The investigation was carried out with 45 patients who attended the consultation, in the period from February 1992 to January 1994, with a diagnosis of senile dementia type Alzheimer probable, according to the modified criteria of the DSM-III and the NINCDS-ASRDA work group. 8.9
The complete clinical history of the patients and the exploration of the mental state were performed by means of the Folstein mini-examination, 10 the Hachinski ischemic scale and the scale of global deterioration to evaluate cognitive alteration dependent on age and Alzheimer’s disease (GDS). ), in order to determine the severity of cognitive impairment and evaluate the response to treatment.

All patients underwent computed tomography of the skull and 29 of them, electroencephalogram at the beginning and at 1 month of treatment. Consent was obtained from the patient and the family member responded.

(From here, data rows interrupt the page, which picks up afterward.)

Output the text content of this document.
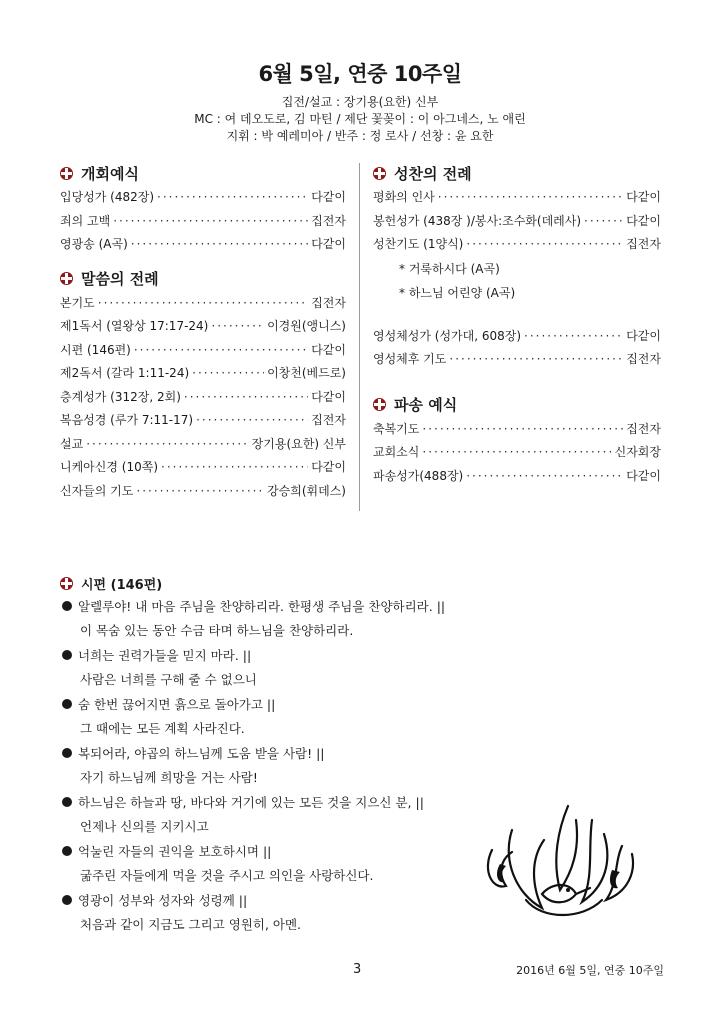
6월 5일, 연중 10주일
집전/설교 : 장기용(요한) 신부
MC : 여 데오도로, 김 마틴 / 제단 꽃꽂이 : 이 아그네스, 노 애린
지휘 : 박 예레미아 / 반주 : 정 로사 / 선창 : 윤 요한
개회예식
입당성가 (482장) ·····	다같이
죄의 고백 ·····	집전자
영광송 (A곡) ·····	다같이
말씀의 전례
본기도 ·····	집전자
제1독서 (열왕상 17:17-24) ·····	이경원(앵니스)
시편 (146편) ·····	다같이
제2독서 (갈라 1:11-24) ·····	이창천(베드로)
층계성가 (312장, 2회) ·····	다같이
복음성경 (루가 7:11-17) ·····	집전자
설교 ·····	장기용(요한) 신부
니케아신경 (10쪽) ·····	다같이
신자들의 기도 ·····	강승희(휘데스)
성찬의 전례
평화의 인사 ·····	다같이
봉헌성가 (438장 )/봉사:조수화(데레사) ·····	다같이
성찬기도 (1양식) ·····	집전자
* 거룩하시다 (A곡)
* 하느님 어린양 (A곡)
영성체성가 (성가대, 608장) ·····	다같이
영성체후 기도 ·····	집전자
파송 예식
축복기도 ·····	집전자
교회소식 ·····	신자회장
파송성가(488장) ·····	다같이
시편 (146편)
알렐루야! 내 마음 주님을 찬양하리라. 한평생 주님을 찬양하리라. ||
이 목숨 있는 동안 수금 타며 하느님을 찬양하리라.
너희는 권력가들을 믿지 마라. ||
사람은 너희를 구해 줄 수 없으니
숨 한번 끊어지면 흙으로 돌아가고 ||
그 때에는 모든 계획 사라진다.
복되어라, 야곱의 하느님께 도움 받을 사람! ||
자기 하느님께 희망을 거는 사람!
하느님은 하늘과 땅, 바다와 거기에 있는 모든 것을 지으신 분, ||
언제나 신의를 지키시고
억눌린 자들의 권익을 보호하시며 ||
굶주린 자들에게 먹을 것을 주시고 의인을 사랑하신다.
영광이 성부와 성자와 성령께 ||
처음과 같이 지금도 그리고 영원히, 아멘.
3	2016년 6월 5일, 연중 10주일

REFERENCIAS BIBLIOGRAFICAS

  1. Azcona A. La demencia senil tipo Alzheimer. Conceptos actuales. Prensa Med Arg 1988;73:338.
  2. Terry RD, Katzman R. Senile dementia of the Alzheimer’s type. Ann Neurol 1983;14:497-506.
  3. Beach JB. The history of Alzheimer’s disease: Three debates. J His Med 1987;42:327-49.
  4. Katzman R. Alzheimer disease. New Engl J Med 1986;314:1s.
  5. Ford JM, Truman CA, Wilcock GK. Serum contentrations of tacrine hidrochloride predict its adverse effects in Alzheimer’s disease. Clin Pharmacol Ther 1993;53:6.
  6. Bogoliuva VM. Kurortología y fisioterapia. Moscu: Editorial Médica, 1985;t2:471-84.
  7. Vlementilo IG, Voroviev MG. Métodos contemporáneos de electroterapia y luzterapia. Moscú: Editorial Médica, 1980.
  8. Diagnostic and statistical manual of mental disorder. DSM-IIIR. 3. ed rev. Washington DC: American Psychiatric, 1981.
  9. Mc Kahnn Y, Drachman D. Clinical diagnosis of Alzheimer’s disease: report of the NINCDS-ADRDA work group under the auspices of Dept of Health and Human Services Task Force on Alzheimer’s. Neurology 1984;34:939-47.
  10. Folstein MF, Folstein SE. Mini-mental state:a practical method for grading the cognitive state of patients for the clinician. J Psychiatr Res 1975;12:189-98.
  11. Bogoliuva VM. Técnica y metódica de los procederes fisioterapéuticos. Moscú: Editorial Médica, 1983.
  12. Cutler NR. NIH conference: Alzheimer’s disease and Down syndrome: new insight. Ann Int Med 1985;103:566-78.
  13. Mazar HN, Dileep G, Howard JT. Perspectives on the etiology of Alzheimer’s disease. JAMA 1987;275(11):1503.
  14. Forstl H, Besthorn C, Geiger Kabisch C. Psychotic features and the course of Alzheimer’s disease. Relationship to cognitive, electroencephalographic and computerized tomography findings. Acta Psychiatr Scand 1993;87:6.
  15. Stern Y, Folstein M, Albert M. Multicenter study of predictors of disease course in Alzheimer’s disease (The “Predictors study”). Alzheimer’s disease and associated disorder. New York: Raven, 1993;7(1):3-21.
  16. Blessed G, Tomlinson G, Roth M. The association between quantitative measurements of dementia and senile changes in the cerebral gray matter of elderly. Br J Psychiatr 1968;797-811.
  17. Cooper JK. Drug treatment Alzheimer’s disease. Arch Int Med 1991;151:245-9.

Recibido: 26 de diciembre de 1994. Aprobado: 13 de abril de 1995.

Cap. (SM) Juan de J. Llibre Rodríguez. HMC “Dr. Carlos J. Finlay”. Calle 114 y Avenida 31. Marianao, Ciudad de La Habana, Cuba.